Recliner. Another big deal that ended up being for regular sized humans. GIVEN AWAY to a fun sized friend
Bean Bag that unfolds into a queen bed of chopped foam. UNCOMFORTABLE any way you scrunched it. Given away to a coworker with kids.
Those are the big ones off the top of my head but each one has a longer story attached. I really need to think about this one. Maybe some type of guide written by an idiot who screwed some things up…
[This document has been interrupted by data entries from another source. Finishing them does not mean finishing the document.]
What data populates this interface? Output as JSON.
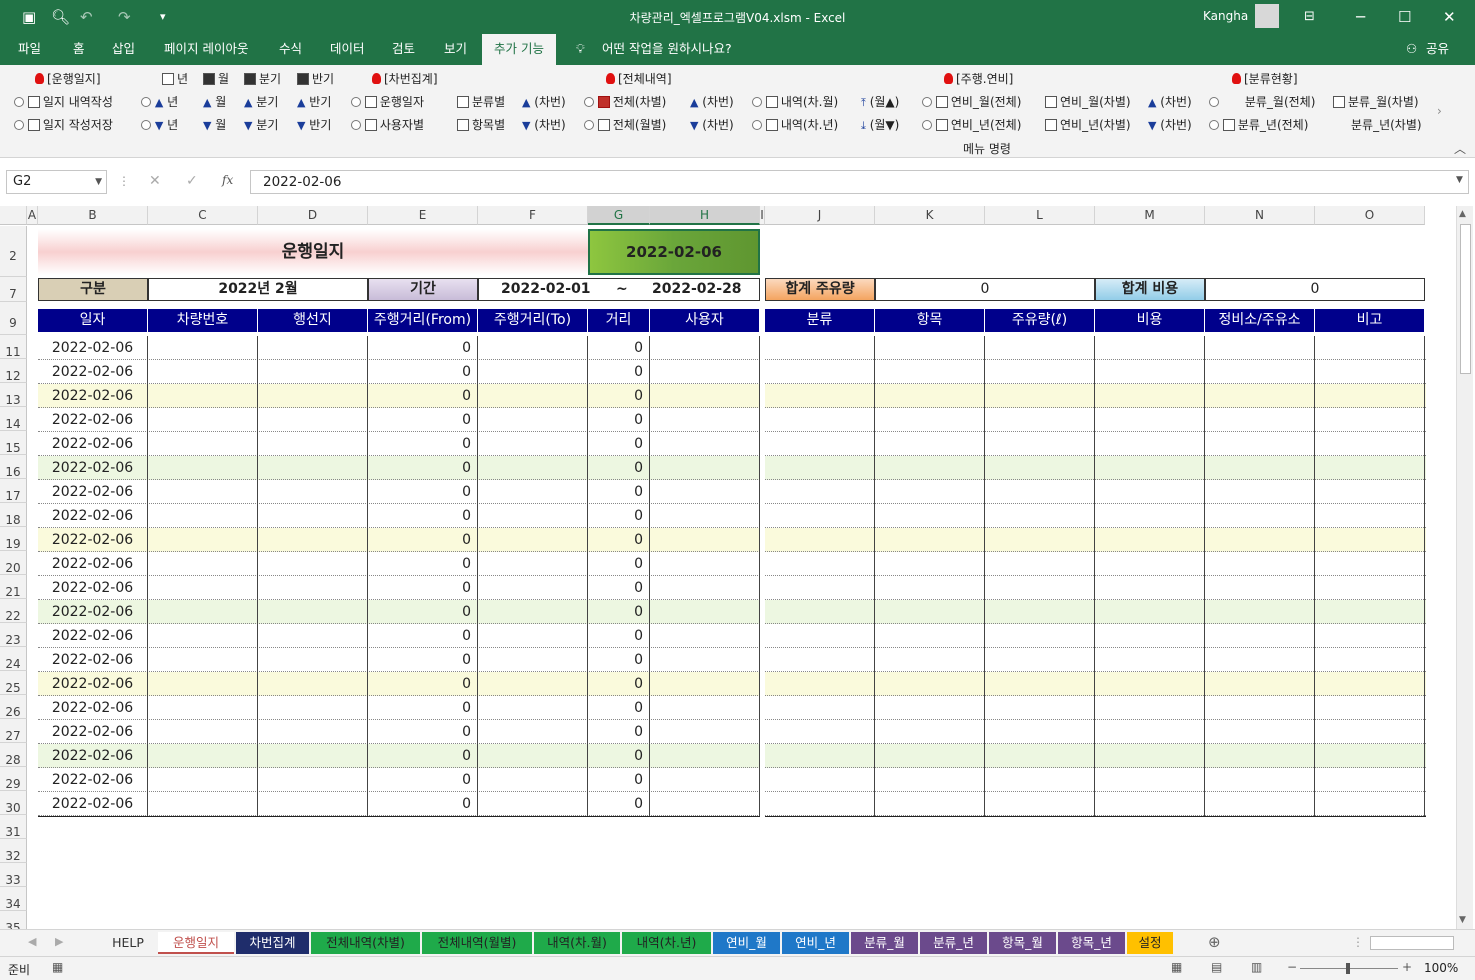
{
  "window": {
    "title": "차량관리_엑셀프로그램V04.xlsm  -  Excel",
    "user": "Kangha"
  },
  "ribbon_tabs": [
    "파일",
    "홈",
    "삽입",
    "페이지 레이아웃",
    "수식",
    "데이터",
    "검토",
    "보기",
    "추가 기능"
  ],
  "active_tab": "추가 기능",
  "tell_me": "어떤 작업을 원하시나요?",
  "share": "공유",
  "ribbon": {
    "group_label": "메뉴 명령",
    "sections": [
      "[운행일지]",
      "[차번집계]",
      "[전체내역]",
      "[주행.연비]",
      "[분류현황]"
    ],
    "row1": [
      "일지 내역작성",
      "년",
      "월",
      "분기",
      "반기",
      "운행일자",
      "분류별",
      "(차번)",
      "전체(차별)",
      "(차번)",
      "내역(차.월)",
      "(월▲)",
      "연비_월(전체)",
      "연비_월(차별)",
      "(차번)",
      "분류_월(전체)",
      "분류_월(차별)"
    ],
    "row0": [
      "년",
      "월",
      "분기",
      "반기"
    ],
    "row2": [
      "일지 작성저장",
      "년",
      "월",
      "분기",
      "반기",
      "사용자별",
      "항목별",
      "(차번)",
      "전체(월별)",
      "(차번)",
      "내역(차.년)",
      "(월▼)",
      "연비_년(전체)",
      "연비_년(차별)",
      "(차번)",
      "분류_년(전체)",
      "분류_년(차별)"
    ]
  },
  "formula": {
    "name_box": "G2",
    "fx": "fx",
    "value": "2022-02-06"
  },
  "columns": [
    "A",
    "B",
    "C",
    "D",
    "E",
    "F",
    "G",
    "H",
    "I",
    "J",
    "K",
    "L",
    "M",
    "N",
    "O"
  ],
  "selected_columns": [
    "G",
    "H"
  ],
  "sheet": {
    "title": "운행일지",
    "date_box": "2022-02-06",
    "label_gubun": "구분",
    "gubun_value": "2022년 2월",
    "label_period": "기간",
    "period_from": "2022-02-01",
    "period_tilde": "~",
    "period_to": "2022-02-28",
    "label_fuel_total": "합계 주유량",
    "fuel_total": "0",
    "label_cost_total": "합계 비용",
    "cost_total": "0",
    "left_headers": [
      "일자",
      "차량번호",
      "행선지",
      "주행거리(From)",
      "주행거리(To)",
      "거리",
      "사용자"
    ],
    "right_headers": [
      "분류",
      "항목",
      "주유량(ℓ)",
      "비용",
      "정비소/주유소",
      "비고"
    ],
    "row_numbers": [
      "2",
      "7",
      "9",
      "11",
      "12",
      "13",
      "14",
      "15",
      "16",
      "17",
      "18",
      "19",
      "20",
      "21",
      "22",
      "23",
      "24",
      "25",
      "26",
      "27",
      "28",
      "29",
      "30",
      "31",
      "32",
      "33",
      "34",
      "35"
    ],
    "data_rows": [
      {
        "date": "2022-02-06",
        "from": "0",
        "dist": "0"
      },
      {
        "date": "2022-02-06",
        "from": "0",
        "dist": "0"
      },
      {
        "date": "2022-02-06",
        "from": "0",
        "dist": "0"
      },
      {
        "date": "2022-02-06",
        "from": "0",
        "dist": "0"
      },
      {
        "date": "2022-02-06",
        "from": "0",
        "dist": "0"
      },
      {
        "date": "2022-02-06",
        "from": "0",
        "dist": "0"
      },
      {
        "date": "2022-02-06",
        "from": "0",
        "dist": "0"
      },
      {
        "date": "2022-02-06",
        "from": "0",
        "dist": "0"
      },
      {
        "date": "2022-02-06",
        "from": "0",
        "dist": "0"
      },
      {
        "date": "2022-02-06",
        "from": "0",
        "dist": "0"
      },
      {
        "date": "2022-02-06",
        "from": "0",
        "dist": "0"
      },
      {
        "date": "2022-02-06",
        "from": "0",
        "dist": "0"
      },
      {
        "date": "2022-02-06",
        "from": "0",
        "dist": "0"
      },
      {
        "date": "2022-02-06",
        "from": "0",
        "dist": "0"
      },
      {
        "date": "2022-02-06",
        "from": "0",
        "dist": "0"
      },
      {
        "date": "2022-02-06",
        "from": "0",
        "dist": "0"
      },
      {
        "date": "2022-02-06",
        "from": "0",
        "dist": "0"
      },
      {
        "date": "2022-02-06",
        "from": "0",
        "dist": "0"
      },
      {
        "date": "2022-02-06",
        "from": "0",
        "dist": "0"
      },
      {
        "date": "2022-02-06",
        "from": "0",
        "dist": "0"
      }
    ]
  },
  "sheet_tabs": [
    {
      "label": "HELP",
      "bg": "#f3f3f3",
      "fg": "#333"
    },
    {
      "label": "운행일지",
      "bg": "#ffffff",
      "fg": "#c0504d"
    },
    {
      "label": "차번집계",
      "bg": "#1f2d6b",
      "fg": "#ffffff"
    },
    {
      "label": "전체내역(차별)",
      "bg": "#1faa4a",
      "fg": "#222"
    },
    {
      "label": "전체내역(월별)",
      "bg": "#1faa4a",
      "fg": "#222"
    },
    {
      "label": "내역(차.월)",
      "bg": "#1faa4a",
      "fg": "#222"
    },
    {
      "label": "내역(차.년)",
      "bg": "#1faa4a",
      "fg": "#222"
    },
    {
      "label": "연비_월",
      "bg": "#1f78c8",
      "fg": "#ffffff"
    },
    {
      "label": "연비_년",
      "bg": "#1f78c8",
      "fg": "#ffffff"
    },
    {
      "label": "분류_월",
      "bg": "#6b4a8c",
      "fg": "#ffffff"
    },
    {
      "label": "분류_년",
      "bg": "#6b4a8c",
      "fg": "#ffffff"
    },
    {
      "label": "항목_월",
      "bg": "#6b4a8c",
      "fg": "#ffffff"
    },
    {
      "label": "항목_년",
      "bg": "#6b4a8c",
      "fg": "#ffffff"
    },
    {
      "label": "설정",
      "bg": "#ffc000",
      "fg": "#222"
    }
  ],
  "status": {
    "ready": "준비",
    "zoom": "100%"
  }
}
I have often been asked why I took very little from my marriage and the simple answer was I couldn’t. I needed to start fresh. Anything I took would have conjured up the life I left. Moving away was me needing to not have physical reminders of a deep loss. I can honestly say that buying all new things was the best way for me to begin the healing process. Holy Hell I’m starting to sound like one of those people. I need to stop writing this before I begin handing out unsolicited advice.